House Republicans, environmentalists and the S.C. Chamber of
Commerce are pushing a bill that would give developers tax credits
for reusing or demolishing empty “big box” retail stores or strip
malls.
The bill is an extension of a law passed last year that provided
tax credits for those who redevelop empty textile mills.
The bill would provide a tax credit equal to 25 percent of the
cost of renovating the structure or building a new one.
The credit would be spread over five years. It would apply to
buildings of more than 100,000 square feet, which often are home to
such mega-retailers as Kmart or Wal-Mart.
These retailers sometimes abandon their locations to build
supersized stores nearby, sometimes even across the street, as with
the Lowe’s store on U.S. 1 in West Columbia, said State Rep.
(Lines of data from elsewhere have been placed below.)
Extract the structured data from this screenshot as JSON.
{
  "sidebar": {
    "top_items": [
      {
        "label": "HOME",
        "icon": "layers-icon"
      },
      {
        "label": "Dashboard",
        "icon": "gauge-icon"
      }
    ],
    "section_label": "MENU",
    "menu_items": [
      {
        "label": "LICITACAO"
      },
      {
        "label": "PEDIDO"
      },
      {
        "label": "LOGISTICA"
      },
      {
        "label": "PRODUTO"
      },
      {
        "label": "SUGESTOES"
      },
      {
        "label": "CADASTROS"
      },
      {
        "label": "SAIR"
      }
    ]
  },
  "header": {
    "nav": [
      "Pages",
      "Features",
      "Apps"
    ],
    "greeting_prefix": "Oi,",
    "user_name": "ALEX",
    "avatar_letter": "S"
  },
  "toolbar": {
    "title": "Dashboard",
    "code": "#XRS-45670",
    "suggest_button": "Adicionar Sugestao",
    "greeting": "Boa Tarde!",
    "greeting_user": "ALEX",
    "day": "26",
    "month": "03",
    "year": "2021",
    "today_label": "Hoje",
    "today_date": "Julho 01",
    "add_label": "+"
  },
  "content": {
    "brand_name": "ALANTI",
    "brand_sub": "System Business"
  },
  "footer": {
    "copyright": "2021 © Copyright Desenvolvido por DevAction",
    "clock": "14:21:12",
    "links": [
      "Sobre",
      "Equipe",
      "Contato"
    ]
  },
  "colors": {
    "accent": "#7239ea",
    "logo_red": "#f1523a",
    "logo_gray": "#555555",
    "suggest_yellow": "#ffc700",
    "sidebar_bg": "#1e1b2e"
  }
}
Scott
Talley, R-Spartanburg, the bill’s primary sponsor.
“We are seeing in communities across this state empty stores that
were once vibrant,” Talley said. “They become eyesores. There is no
incentive for anyone to come in and take over that space. And they
are (privately) owned, so it’s hard for a city or county to have
them torn down.”
The tax credit would begin when the local government — city or
county — signs off on the development and issues a certificate of
occupancy.
“The tax credit would take effect when the building is back in
use,” Talley said.
The local government could also choose to accept buildings of
75,000 square feet, Talley said.
Columbia City Councilman Hamilton Osborne said the bill is a good
idea. Osborne represents the Garners Ferry Road area, where some
empty “big box” stores are located,
“Clearly, I’m pleased that the legislature has sought to address
the matter,” he said. “It’s a problem, and this might help.”
The tax credit would also be extended to those who redevelop
abandoned strip malls, if the total square footage of the stores to
be reused or demolished and redeveloped totals 100,000.
That appealed to the chamber.
“They are eyesores,” said chamber lobbyist Mark Sweatman. “They
don’t create any jobs. Something has got to be done” to revitalize
them.
Environmental groups like the influential Coastal Conservation
League also are backing the bill.
“The state puts millions of dollars into projects that stimulate
urban sprawl,” said Christie Renken, the league’s legislative
director. “This provides an important economic incentive to reuse
land that is already developed.”
In addition to the support of environmentalists and the chamber,
20 House members have signed on as co-sponsors. No opposition has
developed; the vote on last year’s textile mill bill was nearly
unanimous. But the bill’s biggest hurdle could be time.
Talley hopes to have it out of the House Ways and Means Committee
this week, voted on by the full House next week and into the Senate
before the May 1 deadline for bills to move between chambers.